The complexities of democratic functioning in India’s pluralistic society, the art of balancing competing interests, the notion of providing a fair deal to all, specially the vulnerable segments, doesn’t seem to come easily to the BJP. Democracy, in their view, is an impediment to their goal of creating a Hindu nation in which the religious majority rules supreme even if it uses the democratic discourse and practices to achieve its end.

The BJP’s distrust of India’s secular democracy flows from the ideology of the right-wing Hindu supremacist Rashtriya Swayamsevak Sangh (RSS) whose ideas have been shaped by its most influential mentor, Madhav Sadashiv Golwalkar. Revered by the rank and file as Guruji, and most notably by Modi, Golwalkar says in his Bunch of Thoughts that the concept of democracy “is, to a very large extent, only a myth in practice. In the absence of men inspired with the right spirit, democracy deteriorates into ‘mediocracy’”. The right spirit is, of course, to be found only in true Hindu nationalists.

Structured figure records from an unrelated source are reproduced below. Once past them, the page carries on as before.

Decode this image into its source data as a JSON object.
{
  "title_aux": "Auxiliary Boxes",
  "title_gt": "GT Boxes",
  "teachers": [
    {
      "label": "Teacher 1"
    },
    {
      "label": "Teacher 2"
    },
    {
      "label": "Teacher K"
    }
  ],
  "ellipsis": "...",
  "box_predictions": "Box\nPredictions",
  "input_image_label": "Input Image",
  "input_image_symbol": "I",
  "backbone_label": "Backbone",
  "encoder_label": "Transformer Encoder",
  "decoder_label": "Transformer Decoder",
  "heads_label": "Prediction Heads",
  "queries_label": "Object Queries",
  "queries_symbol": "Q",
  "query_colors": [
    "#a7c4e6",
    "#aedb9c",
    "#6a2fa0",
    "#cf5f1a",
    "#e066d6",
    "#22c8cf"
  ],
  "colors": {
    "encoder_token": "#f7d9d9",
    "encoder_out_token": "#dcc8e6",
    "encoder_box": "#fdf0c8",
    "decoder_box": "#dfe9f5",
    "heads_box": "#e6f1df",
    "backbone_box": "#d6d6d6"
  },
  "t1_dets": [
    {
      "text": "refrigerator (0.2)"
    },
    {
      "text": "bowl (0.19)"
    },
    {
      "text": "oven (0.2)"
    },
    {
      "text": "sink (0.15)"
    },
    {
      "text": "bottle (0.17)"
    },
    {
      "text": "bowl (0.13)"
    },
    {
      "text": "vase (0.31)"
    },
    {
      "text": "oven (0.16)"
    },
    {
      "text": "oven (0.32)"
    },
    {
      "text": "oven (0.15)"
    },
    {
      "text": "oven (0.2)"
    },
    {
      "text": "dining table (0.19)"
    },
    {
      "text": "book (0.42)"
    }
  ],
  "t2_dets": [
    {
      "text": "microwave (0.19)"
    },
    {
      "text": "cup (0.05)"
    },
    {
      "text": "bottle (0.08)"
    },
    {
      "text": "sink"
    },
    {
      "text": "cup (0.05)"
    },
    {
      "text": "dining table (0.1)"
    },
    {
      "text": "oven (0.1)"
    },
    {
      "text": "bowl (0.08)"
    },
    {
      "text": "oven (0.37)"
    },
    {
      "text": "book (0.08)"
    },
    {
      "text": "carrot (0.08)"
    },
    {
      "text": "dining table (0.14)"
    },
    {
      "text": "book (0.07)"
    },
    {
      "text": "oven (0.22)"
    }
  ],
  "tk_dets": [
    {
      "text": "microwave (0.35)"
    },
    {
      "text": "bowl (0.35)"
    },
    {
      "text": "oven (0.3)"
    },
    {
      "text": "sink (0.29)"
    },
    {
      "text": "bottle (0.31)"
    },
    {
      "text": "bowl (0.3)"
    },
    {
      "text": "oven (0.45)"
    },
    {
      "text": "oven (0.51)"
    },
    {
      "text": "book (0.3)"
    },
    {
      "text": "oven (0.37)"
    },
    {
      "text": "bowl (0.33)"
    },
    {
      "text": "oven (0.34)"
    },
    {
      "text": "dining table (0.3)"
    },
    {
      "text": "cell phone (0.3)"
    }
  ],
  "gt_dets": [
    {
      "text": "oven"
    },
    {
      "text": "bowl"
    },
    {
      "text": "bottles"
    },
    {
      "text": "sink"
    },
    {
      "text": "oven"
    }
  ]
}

Many of the current crop of BJP chief ministers are drawn from the RSS cadres and it is from such states that regressive laws that cut at the very roots of Indian democracy have been emanating. Haryana, for one, is headed by Manohar Lal Khattar who has been a fulltime RSS leader for the past 40 years. Soon after taking over as chief minister, Khattar demolished a cherished pillar of India’s three-tier system of democracy, the panchayat or village administration, by prescribing minimum educational levels for those contesting such elections.

In one fell swoop, the rule disqualified close to 56pc of the rural folk from taking part in the most crucial elections. Unfortunately, the Supreme Court in a much criticised decision upheld the Haryana law, forcing several hundred posts to remain vacant, while thousands of candidates were elected unopposed, making a mockery of the people’s right to choose their representatives. Neither the state nor the BJP has offered a convincing rationale for enforcing such a regressive measure that throttles grass-roots democracy. But Golwalkar though would doubtless have applauded. He believes that “enlightened people alone will be capable of electing the right type of representatives”. The common people, on the other hand, if uneducated and ignorant, “can easily be swayed by the baser appeals of selfishness, parochial interests and vulgar inducements”.

As BJP-ruled states become the laboratories for fashioning the new rules of governance in saffron India, a slew of increasingly anti-democratic measures are being unleashed by different chief ministers. The most egregious of these was placed on the table by Rajasthan which sought to protect its public servants — bureaucrats, judges and magistrates — from corruption charges. No inquiry or reporting by media was to be permitted on corruption cases unless the state government allowed it. Protests by politicians and journalists have stalled the outrageous bill with Rajasthan referring it to a select committee.

In a country where the struggle against corruption has been agonisingly slow, this was one in a series of regressive measures. A major setback was the law passed by central government which provides anonymity for corporate donations to political parties. Moved in the Lok Sabha as part of finance bill, it was a shrewd move by Modi since other parties were only too happy to have the cloak of secrecy to settle over their finances. Transparency is just one aspect that is in regression. Much else is changing in the New India where the basic tenets of liberal democracy — such as inclusiveness, fairness and equity — are also being redefined. What is taking shape is inchoate but it could well be Golwalkar’s idea of India.

The writer is a journalist based in New Delhi.